While film scores work alongside visuals to create meaning and tone, O’Halloran’s own music is left much more open to interpretation and this is exactly how he likes it. While other instrumentalists, such as Candian artist Tim Hecker, have spoken about interviews as an opportunity to explain elements of their work, O’Halloran takes a different approach. “I guess I’m the opposite in that way,” he says. “I let the music speak for itself and let people create their own prism of ideas around it.”

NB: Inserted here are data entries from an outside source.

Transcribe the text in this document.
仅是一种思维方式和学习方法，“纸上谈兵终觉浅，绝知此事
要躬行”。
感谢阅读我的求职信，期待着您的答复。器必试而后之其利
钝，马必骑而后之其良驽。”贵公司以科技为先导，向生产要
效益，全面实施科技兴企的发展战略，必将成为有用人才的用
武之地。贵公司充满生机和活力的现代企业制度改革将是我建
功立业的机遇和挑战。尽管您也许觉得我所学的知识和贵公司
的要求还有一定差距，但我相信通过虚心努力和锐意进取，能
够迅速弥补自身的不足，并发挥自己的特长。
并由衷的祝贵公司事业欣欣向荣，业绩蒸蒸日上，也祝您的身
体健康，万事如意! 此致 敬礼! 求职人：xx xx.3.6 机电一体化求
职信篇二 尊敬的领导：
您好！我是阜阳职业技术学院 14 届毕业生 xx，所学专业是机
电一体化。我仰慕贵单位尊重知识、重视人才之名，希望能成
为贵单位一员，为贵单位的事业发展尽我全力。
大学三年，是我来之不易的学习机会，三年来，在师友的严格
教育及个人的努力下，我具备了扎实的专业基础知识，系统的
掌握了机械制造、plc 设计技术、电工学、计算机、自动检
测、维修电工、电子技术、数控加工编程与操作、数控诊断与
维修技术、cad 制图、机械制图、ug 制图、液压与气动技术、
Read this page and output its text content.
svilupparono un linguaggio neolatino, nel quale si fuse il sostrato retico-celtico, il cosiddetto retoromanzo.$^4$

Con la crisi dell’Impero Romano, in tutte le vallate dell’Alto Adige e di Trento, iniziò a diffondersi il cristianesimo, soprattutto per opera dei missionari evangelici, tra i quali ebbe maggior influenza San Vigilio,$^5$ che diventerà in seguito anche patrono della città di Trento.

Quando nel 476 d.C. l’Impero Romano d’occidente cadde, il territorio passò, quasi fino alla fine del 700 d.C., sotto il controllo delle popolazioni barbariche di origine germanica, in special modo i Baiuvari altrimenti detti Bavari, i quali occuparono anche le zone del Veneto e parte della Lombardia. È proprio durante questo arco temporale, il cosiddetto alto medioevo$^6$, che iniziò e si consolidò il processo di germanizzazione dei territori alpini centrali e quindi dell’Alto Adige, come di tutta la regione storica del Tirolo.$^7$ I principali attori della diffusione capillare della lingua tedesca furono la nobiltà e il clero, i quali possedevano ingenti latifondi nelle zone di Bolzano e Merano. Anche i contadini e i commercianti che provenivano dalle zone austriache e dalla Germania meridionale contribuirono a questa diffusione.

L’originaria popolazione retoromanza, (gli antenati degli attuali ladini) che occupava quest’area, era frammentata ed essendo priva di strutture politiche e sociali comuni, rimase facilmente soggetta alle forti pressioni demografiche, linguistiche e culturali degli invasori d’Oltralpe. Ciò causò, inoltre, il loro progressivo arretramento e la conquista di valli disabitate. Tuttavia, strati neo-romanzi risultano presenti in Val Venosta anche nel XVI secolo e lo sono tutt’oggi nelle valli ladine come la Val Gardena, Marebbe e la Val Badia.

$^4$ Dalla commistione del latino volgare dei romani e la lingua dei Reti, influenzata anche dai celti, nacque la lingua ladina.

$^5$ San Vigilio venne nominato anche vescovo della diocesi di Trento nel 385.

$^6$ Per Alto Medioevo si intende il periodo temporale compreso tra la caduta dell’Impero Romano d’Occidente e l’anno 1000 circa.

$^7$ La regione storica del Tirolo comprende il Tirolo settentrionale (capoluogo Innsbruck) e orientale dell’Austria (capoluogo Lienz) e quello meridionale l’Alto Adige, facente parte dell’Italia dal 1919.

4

“Instrumental music is always sort of an abstract thing to talk about because it can be taken in so many different ways but I think people being interested in the process is what’s most interesting about it. I like to let people sort of create their own meanings for it and I don’t like to talk about what I was thinking about during the song or what my intentions were because I think that’s the beauty of instrumental music, that it can be interpreted in so many different ways.”

Just as important as what is being said or not said, is who it is being said to. The tension between viewing O’Halloran and his Transcendentalist comrades in terms of a classical tradition and one born of ambient and indie music, makes for all sorts of claims about where they fit into the musical spectrum. For O’Halloran, where he fits in is not important but he is not blind to where his audience has mostly come from. “It’s interesting, I’m mostly interviewed by indie music websites,” he says. “I mean, the classical is starting to pay more attention to what we’re doing but it’s been pretty slow. It’s mostly music sites that are reviewing it and doing interviews. Slowly, there’s some more classical people who are interested. I’m not from that world and I think it’s something in between. It’s not a part of the classical world and I don’t know if it ever will be really.”

The emergence of a middle ground, incorporating different elements rather than beholden to one tradition is a positive step as far as O’Halloran sees it. “It’s nice that we’re just finding our own audience and I think it’s about people who love music and want to listen to music,” he says. “Classical music has a lot of weight to it and the classical world has a lot of boundaries in some ways so I think for us it’s more important to find our audience. I think that is sort of happening on it’s own, which is nice to see.”

In the end, the Californian is taking a long view. “I think that it’ll be more a testament of time to see what stays,” he says. “The passing of time will let us know what is going to stick around.”